Multiple Sequence Alignment:
To run a demo of this code, you need to follow these steps:
- Download the package and go to that folder
git clone https://github.com/jalayrac/instructionVideos.git
cd instructionVideos
- Download and unpack the preprocessed features
wget -P data http://www.di.ens.fr/willow/research/instructionvideos/release/NLP_data.zip
unzip data/NLP_data.zip -d data
- Go in the corresponding folder
cd nlp_utils
- Open MATLAB and run
compile.m
launching_script.m
Discriminative clustering under text constraints:
Note, that you don't need to run the first stage to be able to launch this demo as we provide mat files of results for the first stage (see instructions below). To run a demo of this code, you need to follow these steps:
- Download the package and go to that folder
git clone https://github.com/jalayrac/instructionVideos.git
cd instructionVideos
- Download and unpack the preprocessed features (both for NLP and VISION)

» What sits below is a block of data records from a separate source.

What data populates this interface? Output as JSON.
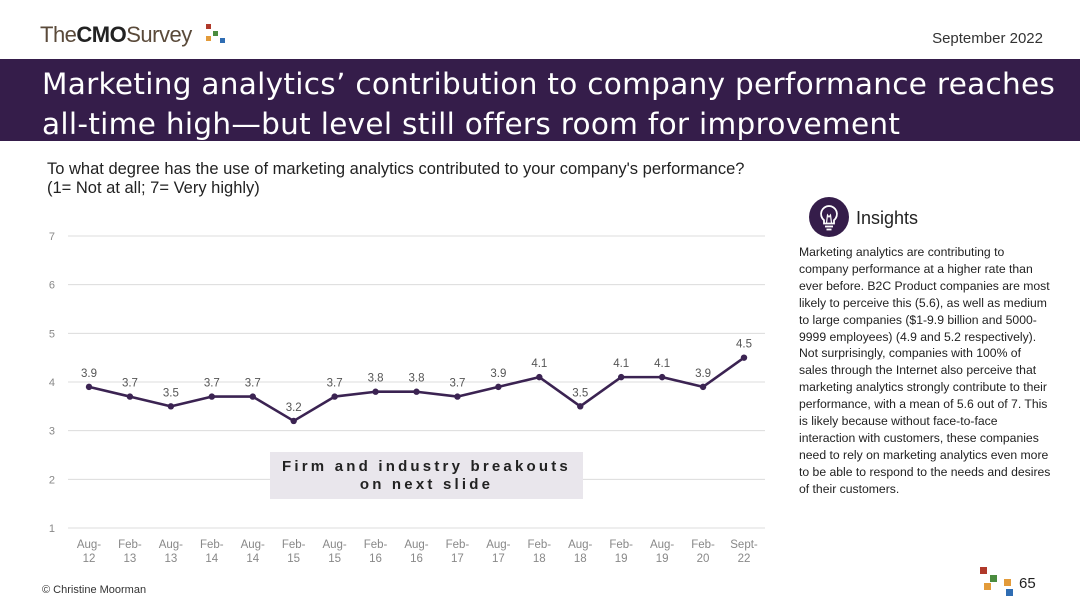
{
  "header": {
    "logo_prefix": "The",
    "logo_bold": "CMO",
    "logo_suffix": "Survey",
    "date": "September 2022"
  },
  "title": "Marketing analytics’ contribution to company performance reaches all-time high—but level still offers room for improvement",
  "question_line1": "To what degree has the use of marketing analytics contributed to your company's performance?",
  "question_line2": "(1= Not at all; 7= Very highly)",
  "insights": {
    "title": "Insights",
    "icon": "lightbulb-icon",
    "text": "Marketing analytics are contributing to company performance at a higher rate than ever before. B2C Product companies are most likely to perceive this (5.6), as well as medium to large companies ($1-9.9 billion and 5000-9999 employees) (4.9 and 5.2 respectively). Not surprisingly, companies with 100% of sales through the Internet also perceive that marketing analytics strongly contribute to their performance, with a mean of 5.6 out of 7. This is likely because without face-to-face interaction with customers, these companies need to rely on marketing analytics even more to be able to respond to the needs and desires of their customers."
  },
  "breakout_note": "Firm and industry breakouts on next slide",
  "footer": {
    "copyright": "© Christine Moorman",
    "page": "65"
  },
  "colors": {
    "brand_purple": "#351d4a",
    "line": "#3b2352",
    "note_bg": "#e9e6ec",
    "logo_dot_red": "#b0392a",
    "logo_dot_green": "#4a8c3f",
    "logo_dot_orange": "#e39b3a",
    "logo_dot_blue": "#2f6db3"
  },
  "chart_data": {
    "type": "line",
    "categories": [
      "Aug-\n12",
      "Feb-\n13",
      "Aug-\n13",
      "Feb-\n14",
      "Aug-\n14",
      "Feb-\n15",
      "Aug-\n15",
      "Feb-\n16",
      "Aug-\n16",
      "Feb-\n17",
      "Aug-\n17",
      "Feb-\n18",
      "Aug-\n18",
      "Feb-\n19",
      "Aug-\n19",
      "Feb-\n20",
      "Sept-\n22"
    ],
    "values": [
      3.9,
      3.7,
      3.5,
      3.7,
      3.7,
      3.2,
      3.7,
      3.8,
      3.8,
      3.7,
      3.9,
      4.1,
      3.5,
      4.1,
      4.1,
      3.9,
      4.5
    ],
    "y_ticks": [
      1,
      2,
      3,
      4,
      5,
      6,
      7
    ],
    "ylim": [
      1,
      7
    ],
    "grid": true,
    "data_labels": true
  }
}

wget -P data http://www.di.ens.fr/willow/research/instructionvideos/release/NLP_data.zip
wget -P data http://www.di.ens.fr/willow/research/instructionvideos/release/VISION_data.zip
unzip data/NLP_data.zip -d data
unzip data/VISION_data.zip -d data
- Download and unpack the preprocessed results of the first stage:
wget -P results http://www.di.ens.fr/willow/research/instructionvideos/release/NLP_results.zip
unzip results/NLP_results.zip -d results
- Go in the corresponding folder
cd cv_utils
- Open MATLAB and run
compile.m
launching_script.m
Evaluation
The authors provide the preprocessed results so that one can reproduce the results of the paper. To reproduce our result plots, please follow these steps:
- Download the package and go to that folder
git clone https://github.com/jalayrac/instructionVideos.git
cd instructionVideos
- Download and unpack the preprocessed results, both for NLP and VISION
wget -P results http://www.di.ens.fr/willow/research/instructionvideos/release/NLP_results.zip
unzip results/NLP_results.zip -d results
wget -P results http://www.di.ens.fr/willow/research/instructionvideos/release/VISION_results.zip
unzip results/VISION_results.zip -d results
- Download and unpack the preprocessed data for NLP (for qualitative)

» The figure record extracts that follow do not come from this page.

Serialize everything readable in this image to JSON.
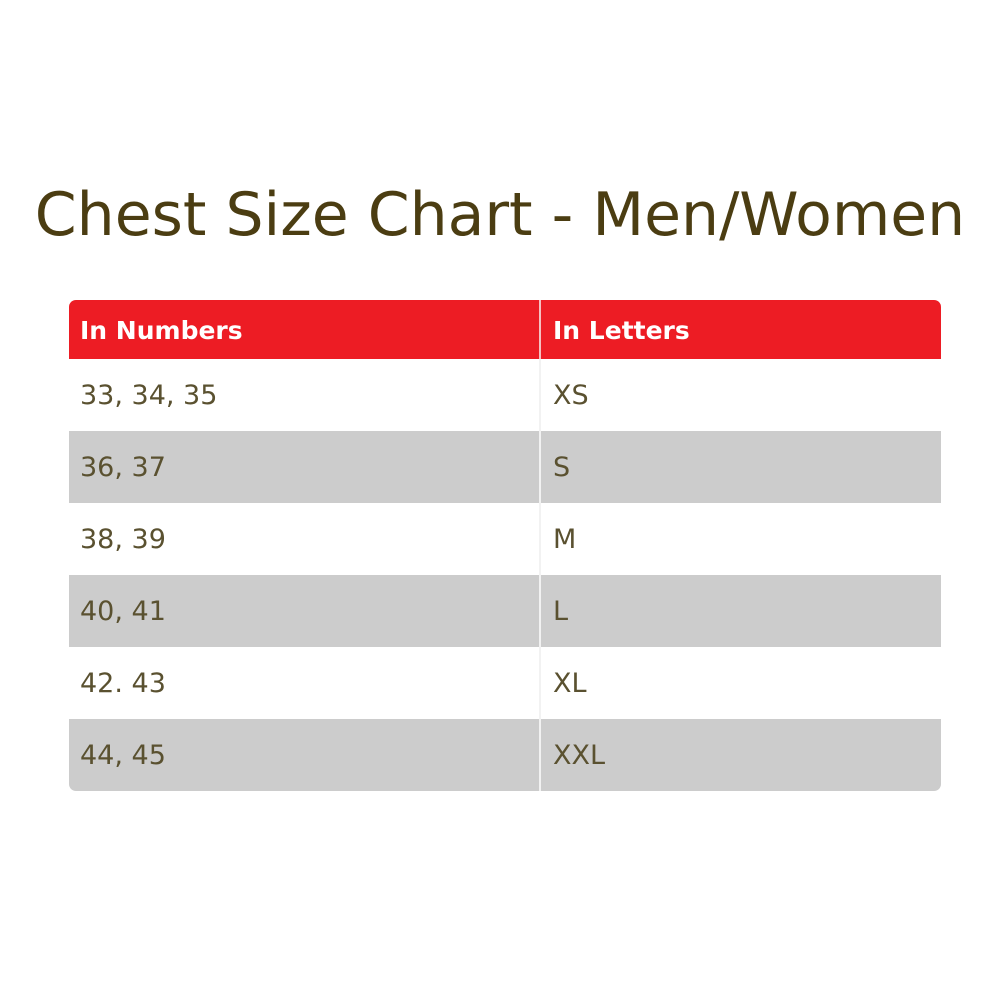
{
  "title": "Chest Size Chart - Men/Women",
  "colors": {
    "header_bg": "#ed1c24",
    "alt_row_bg": "#cccccc",
    "title_color": "#4b3d12",
    "text_color": "#5a5130"
  },
  "table": {
    "headers": [
      "In Numbers",
      "In Letters"
    ],
    "rows": [
      [
        "33, 34, 35",
        "XS"
      ],
      [
        "36, 37",
        "S"
      ],
      [
        "38, 39",
        "M"
      ],
      [
        "40, 41",
        "L"
      ],
      [
        "42. 43",
        "XL"
      ],
      [
        "44, 45",
        "XXL"
      ]
    ]
  }
}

wget -P data http://www.di.ens.fr/willow/research/instructionvideos/release/NLP_data.zip
unzip data/NLP_data.zip -d data
- Go in the corresponding folder
cd display_res
- Open MATLAB and run (for NLP qual. results)
display_res_NLP.m
- Open MATLAB and run (for temporal localization results)
display_res_VISION.m
Features
If you want to run this code on new data, you will need to process the data as follows. If you need more details on this don't hesitate to email the first author of the paper.
NLP
To obtain the direct object relations, we used the Stanford Parser 3.5.1 available here. We first construct a dictionary of direct object relations ranked by their number of apparitions in all our corpus. The indexing is based on this ranking (see count_files folder for a given task.)
For each video, we created a *.trlst file. For each dobj pronounced during the video, it has a new line containing:
- The index of the corresponding dobj in our dictionary
- The start time in the video (coming from subtitles)

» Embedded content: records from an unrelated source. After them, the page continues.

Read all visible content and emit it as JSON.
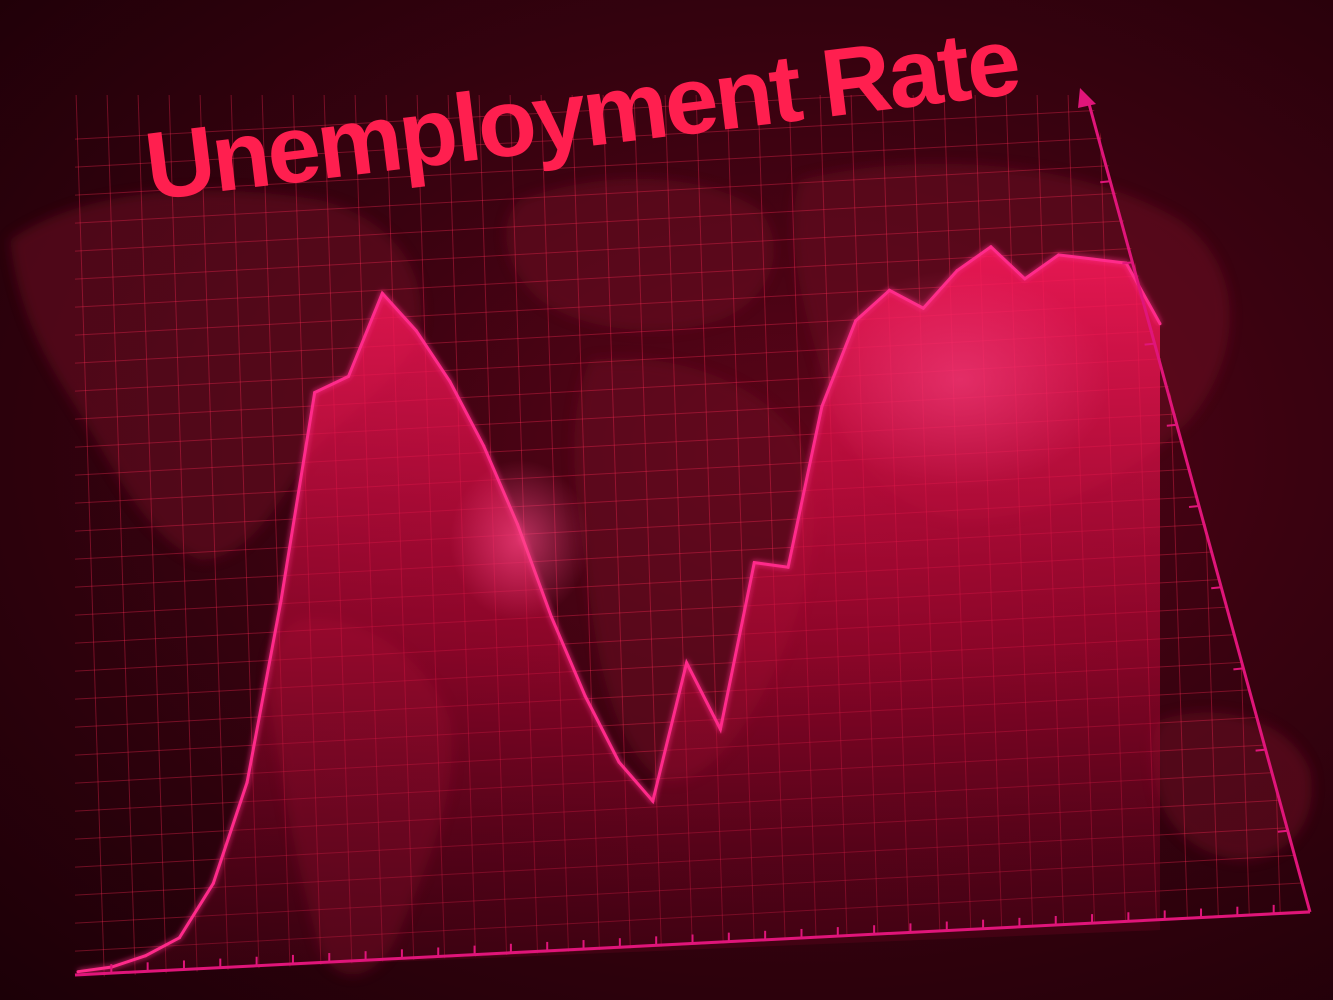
{
  "chart_data": {
    "type": "area",
    "title": "Unemployment Rate",
    "xlabel": "",
    "ylabel": "",
    "grid": true,
    "x": [
      0,
      1,
      2,
      3,
      4,
      5,
      6,
      7,
      8,
      9,
      10,
      11,
      12,
      13,
      14,
      15,
      16,
      17,
      18,
      19,
      20,
      21,
      22,
      23,
      24,
      25,
      26,
      27,
      28,
      29,
      30,
      31,
      32
    ],
    "values": [
      0.5,
      1.0,
      2.5,
      5.0,
      13.0,
      28.0,
      55.0,
      86.0,
      88.0,
      100.0,
      94.0,
      86.0,
      76.0,
      64.0,
      50.0,
      38.0,
      28.0,
      22.0,
      42.0,
      32.0,
      56.0,
      55.0,
      78.0,
      90.0,
      94.0,
      91.0,
      96.0,
      99.0,
      94.0,
      97.0,
      96.0,
      95.0,
      86.0
    ],
    "ylim": [
      0,
      100
    ],
    "colors": {
      "line": "#ff2a8a",
      "fill": "#ff1050",
      "title": "#ff1f4f",
      "axis": "#e0157a",
      "grid": "#ff2a55"
    }
  }
}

- The end time in the video (coming from subtitles)
We then used the nltk python package to obtain the distance between dobj (WordNet interface). This allows us to obtain the sim_mat matrix.
VISION
The data for VISION contains two folders:
- videos_info: This folder contains video information for each video (FPS, number of frames...)
- features: This folder contains a mat file. This mat file is a struct containing all the features, ground truth, different information needed to be able to launch the second stage of the method. The features used here are a concatenation of a Bag-Of-Words of Improved Dense Trajectories, and CNN representation obtained with MatConvNet. Please see the paper for detailed explanations.